Sunday, October 3, 2010

NOW WHAT?!!

Back when I was still a cherubic little boy with little knowledge of the world and its ways, life was mostly simple. Worst, you had to deal with multiple, yes or no questions and a lot of stupid faces. If that wasn’t enough, you could always count on someone else to take care of whatever was bothering you, just by bawling at the top of your voice. However, things started to change over time, and I was expected to tie my own shoelaces, and brush my own teeth. With passing days, life became more and more bothersome, as responsibilities were heaped onto my back without any sign of benevolence.

13 yrs later I walked out of school, thoroughly unsure of what I was going to do, as people around me drew elaborate plans about their future. I was the only one without a clue. I wasn’t too keen on writing the medical entrance. Although I do not cringe at the sight of blood, pulling someone’s entrails out, somehow did not appeal to me. Then there was law. Well, you know what they say about lawyers---they have no conscience. I intended to preserve mine. Engineering, seemed to be very much in vogue, and there were more institutes offering the course, than there were applicants. 4 years?? …piece of cake!!! Too bad, I got the wrong flavor!!!I appeared for every single entrance exam one could possibly register for, only to get creamed by each and every one of them. With my rank, I couldn’t afford to be too picky. Off the list, SCT seemed to be the least disreputable, and so I applied. Well….appearances can be deceiving. It didn’t take me long to discover that I had landed myself, in one of the most godforsaken places on the planet.

4 years have gone by; I’m not any closer to being an electronics engineer than I was when I began the course. Apart from a few genuinely sweet people, most of the teachers in our college, are disgruntled with life in general, and are just looking for a chance to screw you over. And with a university that’s even more messed up, you’ve got a surefire recipe for disaster! All these years, I have wondered what prompted me to make this distinctly wrong choice. Maybe it was the illusion that all engineering graduates end up in well paying jobs, with a lot of benefits, and a good contingency plan. Maybe, that was what urged me to go against my better judgement. I refused to listen to that little voice that has always whispered encouragingly into my ear guiding me the right way. With just the right amount of attendance and only a handful of back papers I’ve somehow managed to stumble along. My inability to keep pace with my mates, during project discussions and other academic activities, subjected me to condescension from my peers. We barely have 6 months left in college and almost everyone is looking to augment their bachelor’s degree with something more, and I’m still stuck with 3 uncleared papers.

Despite the occasional story about a physician who left to become an author or an attorney turned singer, the overwhelming majority of unhappy people choose to stay miserably stuck largely out of pride. The idea of having wasted all these years, in pursuit of that coveted degree isn’t as scary as disapproval from people we love and care about. Rather than fear of wasting the degree this is what prevents us from making the jump.

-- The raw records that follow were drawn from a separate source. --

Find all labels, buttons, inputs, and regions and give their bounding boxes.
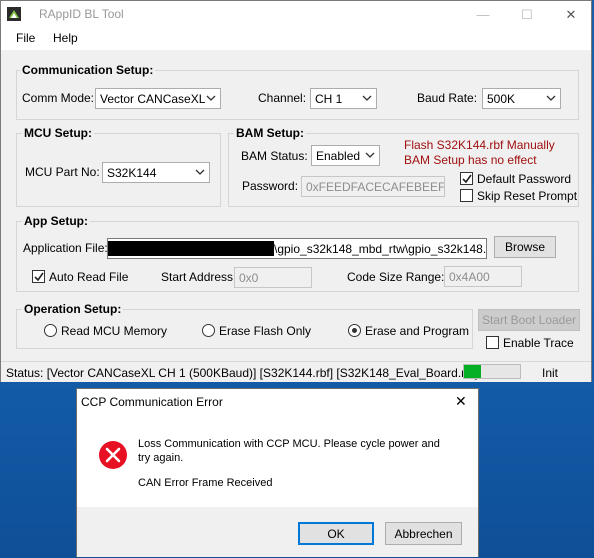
application-file-label: Application File: — [23, 241, 108, 255]
default-password-checkbox[interactable] — [460, 172, 473, 185]
read-mcu-label: Read MCU Memory — [61, 324, 168, 338]
checkmark-icon — [34, 272, 44, 282]
baud-rate-value: 500K — [487, 92, 516, 106]
bam-status-dropdown[interactable]: Enabled — [311, 145, 380, 166]
password-field[interactable]: 0xFEEDFACECAFEBEEF — [301, 176, 445, 197]
status-text: Status: [Vector CANCaseXL CH 1 (500KBaud… — [6, 366, 478, 380]
communication-setup-legend: Communication Setup: — [20, 63, 156, 77]
comm-mode-label: Comm Mode: — [22, 91, 95, 105]
bam-setup-legend: BAM Setup: — [234, 126, 306, 140]
mcu-setup-legend: MCU Setup: — [22, 126, 94, 140]
radio-selected-dot — [352, 328, 357, 333]
channel-label: Channel: — [258, 91, 307, 105]
chevron-down-icon — [362, 95, 372, 101]
application-file-field[interactable]: \gpio_s32k148_mbd_rtw\gpio_s32k148.mot — [107, 238, 487, 259]
progress-bar — [463, 364, 521, 379]
erase-program-label: Erase and Program — [365, 324, 470, 338]
operation-setup-legend: Operation Setup: — [22, 302, 124, 316]
chevron-down-icon — [195, 169, 205, 175]
auto-read-checkbox[interactable] — [32, 270, 45, 283]
mcu-part-value: S32K144 — [107, 166, 157, 180]
app-setup-legend: App Setup: — [22, 214, 90, 228]
dialog-message-line2: try again. — [138, 452, 184, 464]
dialog-close-button[interactable]: ✕ — [455, 393, 467, 410]
ok-button[interactable]: OK — [298, 522, 374, 545]
chevron-down-icon — [365, 152, 375, 158]
cancel-button[interactable]: Abbrechen — [385, 522, 462, 545]
channel-value: CH 1 — [315, 92, 343, 106]
progress-fill — [464, 365, 481, 378]
mcu-part-dropdown[interactable]: S32K144 — [102, 162, 210, 183]
close-button[interactable]: ✕ — [551, 1, 591, 28]
maximize-button[interactable]: ☐ — [507, 1, 547, 28]
application-file-value: \gpio_s32k148_mbd_rtw\gpio_s32k148.mot — [274, 242, 487, 256]
channel-dropdown[interactable]: CH 1 — [310, 88, 377, 109]
skip-reset-checkbox[interactable] — [460, 189, 473, 202]
bam-status-label: BAM Status: — [241, 149, 308, 163]
mcu-part-label: MCU Part No: — [25, 165, 100, 179]
erase-flash-radio[interactable] — [202, 324, 215, 337]
erase-flash-label: Erase Flash Only — [219, 324, 312, 338]
dialog-title: CCP Communication Error — [81, 395, 223, 409]
erase-program-radio[interactable] — [348, 324, 361, 337]
main-window: RAppID BL Tool — ☐ ✕ File Help Communica… — [0, 0, 592, 382]
error-dialog: CCP Communication Error ✕ Loss Communica… — [76, 388, 479, 557]
comm-mode-dropdown[interactable]: Vector CANCaseXL — [95, 88, 221, 109]
auto-read-label: Auto Read File — [49, 270, 129, 284]
start-address-field[interactable]: 0x0 — [234, 267, 312, 288]
comm-mode-value: Vector CANCaseXL — [100, 92, 206, 106]
baud-rate-label: Baud Rate: — [417, 91, 478, 105]
menu-help[interactable]: Help — [53, 31, 78, 45]
skip-reset-label: Skip Reset Prompt — [477, 189, 578, 203]
start-address-label: Start Address: — [161, 270, 237, 284]
app-logo-icon — [7, 7, 21, 21]
menu-bar: File Help — [1, 28, 591, 50]
code-size-label: Code Size Range: — [347, 270, 445, 284]
browse-button[interactable]: Browse — [494, 236, 556, 258]
default-password-label: Default Password — [477, 172, 572, 186]
baud-rate-dropdown[interactable]: 500K — [482, 88, 561, 109]
status-state: Init — [542, 366, 559, 380]
minimize-button[interactable]: — — [463, 1, 503, 28]
redacted-path — [108, 241, 274, 256]
chevron-down-icon — [546, 95, 556, 101]
menu-file[interactable]: File — [16, 31, 35, 45]
dialog-message-line3: CAN Error Frame Received — [138, 477, 273, 489]
enable-trace-checkbox[interactable] — [486, 336, 499, 349]
dialog-message-line1: Loss Communication with CCP MCU. Please … — [138, 438, 440, 450]
code-size-field[interactable]: 0x4A00 — [444, 266, 522, 287]
enable-trace-label: Enable Trace — [503, 336, 574, 350]
read-mcu-radio[interactable] — [44, 324, 57, 337]
error-icon — [99, 441, 127, 469]
chevron-down-icon — [206, 95, 216, 101]
title-bar[interactable]: RAppID BL Tool — ☐ ✕ — [1, 1, 591, 28]
bam-note-line2: BAM Setup has no effect — [404, 153, 537, 167]
password-label: Password: — [242, 179, 299, 193]
bam-note-line1: Flash S32K144.rbf Manually — [404, 138, 555, 152]
bam-status-value: Enabled — [316, 149, 361, 163]
start-boot-loader-button[interactable]: Start Boot Loader — [478, 309, 580, 331]
checkmark-icon — [462, 174, 472, 184]
window-title: RAppID BL Tool — [39, 7, 124, 21]
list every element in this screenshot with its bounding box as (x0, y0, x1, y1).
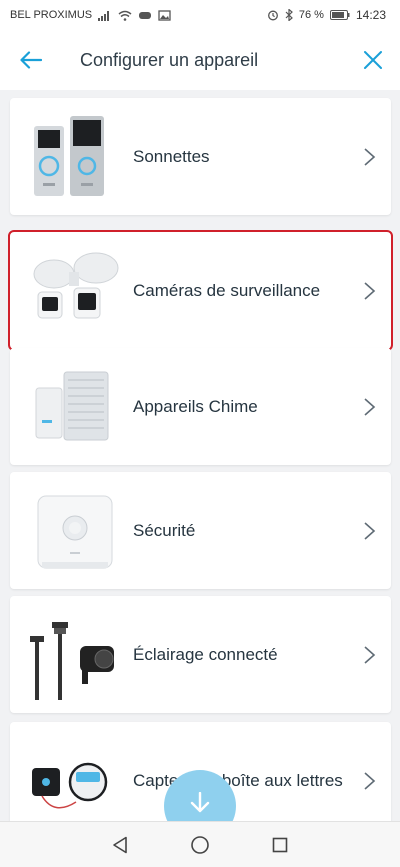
category-card-cameras[interactable]: Caméras de surveillance (8, 230, 393, 351)
system-navigation-bar (0, 821, 400, 867)
status-bar: BEL PROXIMUS 76 % 14:23 (0, 0, 400, 30)
arrow-left-icon (20, 51, 42, 69)
back-button[interactable] (14, 46, 48, 74)
app-header: Configurer un appareil (0, 30, 400, 90)
bluetooth-icon (285, 9, 293, 21)
home-circle-icon (191, 835, 209, 854)
chevron-right-icon (364, 771, 376, 790)
clock-time: 14:23 (355, 8, 386, 22)
battery-icon (329, 10, 350, 20)
smart-lighting-image (24, 606, 124, 702)
page-title: Configurer un appareil (80, 50, 259, 70)
chevron-right-icon (364, 397, 376, 416)
signal-icon (98, 10, 110, 21)
close-button[interactable] (358, 45, 388, 75)
category-label: Sécurité (133, 520, 196, 540)
arrow-down-icon (190, 792, 210, 813)
back-triangle-icon (113, 836, 127, 853)
recents-square-icon (272, 837, 288, 852)
image-notification-icon (158, 9, 171, 21)
category-card-securite[interactable]: Sécurité (10, 472, 391, 589)
floodlight-camera-image (24, 242, 124, 338)
battery-percent: 76 % (298, 9, 324, 21)
category-card-chime[interactable]: Appareils Chime (10, 348, 391, 465)
category-card-eclairage[interactable]: Éclairage connecté (10, 596, 391, 713)
mailbox-sensor-image (24, 732, 124, 828)
chevron-right-icon (364, 645, 376, 664)
category-label: Éclairage connecté (133, 644, 278, 664)
carrier-name: BEL PROXIMUS (10, 9, 93, 21)
status-bar-right: 76 % 14:23 (267, 8, 386, 22)
category-card-sonnettes[interactable]: Sonnettes (10, 98, 391, 215)
chevron-right-icon (364, 521, 376, 540)
nav-recents-button[interactable] (266, 831, 294, 859)
doorbell-image (24, 108, 124, 204)
status-bar-left: BEL PROXIMUS (10, 9, 171, 21)
chevron-right-icon (364, 147, 376, 166)
category-label: Sonnettes (133, 146, 210, 166)
chevron-right-icon (364, 281, 376, 300)
game-icon (139, 11, 152, 19)
alarm-base-station-image (24, 482, 124, 578)
chime-image (24, 358, 124, 454)
close-icon (364, 51, 382, 69)
nav-back-button[interactable] (106, 831, 134, 859)
alarm-icon (267, 10, 278, 21)
wifi-icon (118, 10, 132, 21)
category-label: Appareils Chime (133, 396, 258, 416)
nav-home-button[interactable] (186, 831, 214, 859)
category-label: Caméras de surveillance (133, 280, 321, 300)
category-label: Capteur de boîte aux lettres (133, 770, 343, 790)
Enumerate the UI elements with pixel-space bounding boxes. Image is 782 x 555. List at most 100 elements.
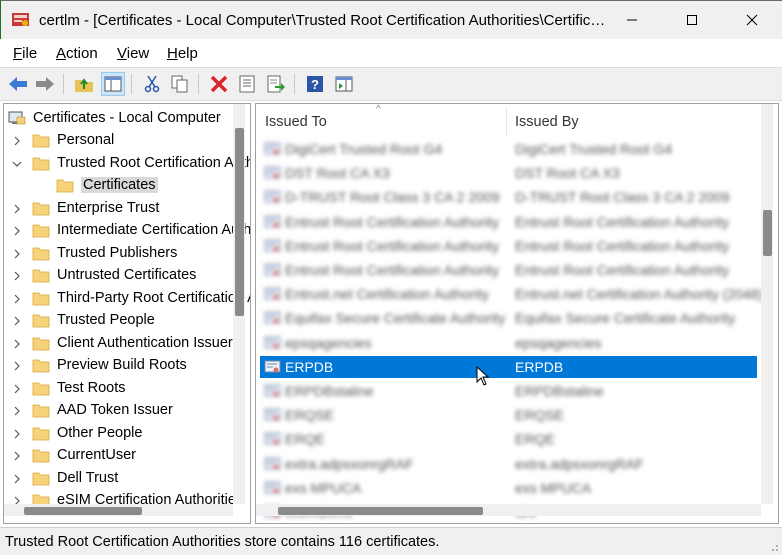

Writing as a career has yet to find the mass acceptance in India. It is considered as an offbeat career that is supposed to be done in your free time or as a hobby. I’ve always been very passionate about writing. Somewhere in the corner of my brain I’ve often toyed with the idea of writing professionally, but not having enough confidence in my abilities, it never materialized. Once I’m done with college, I seriously intend to take up writing as a full time profession. This time however, I’ll have a B-tech degree to bolster my resume. After all a B-tech degree has to amount to something; not everybody has one!Even though,I may not do anything related to my field of specialization ,a few years down the line,I’ll still be an electronics engineer….a shitty one at that, but an electronics engineer nonetheless!

So far in life I’ve had this abiding belief that everything happens for a reason. The key is to find the lessons. Maybe this was how it was meant to be. I have a feeling everything is just going to snap into place. Well, if they don’t, I suppose, I could always return to SCT as a janitor!

3 comments:

Ashik Kalam said...

Good one!

Chalzz said...

kollaam

Ekanthapadhikan said...

I was not as aware of the "disapproval from people we love and care about" when I made the decision to quit my engineering degree. I guess, I made the right choice at my own risk. However, I'm yet to prove it!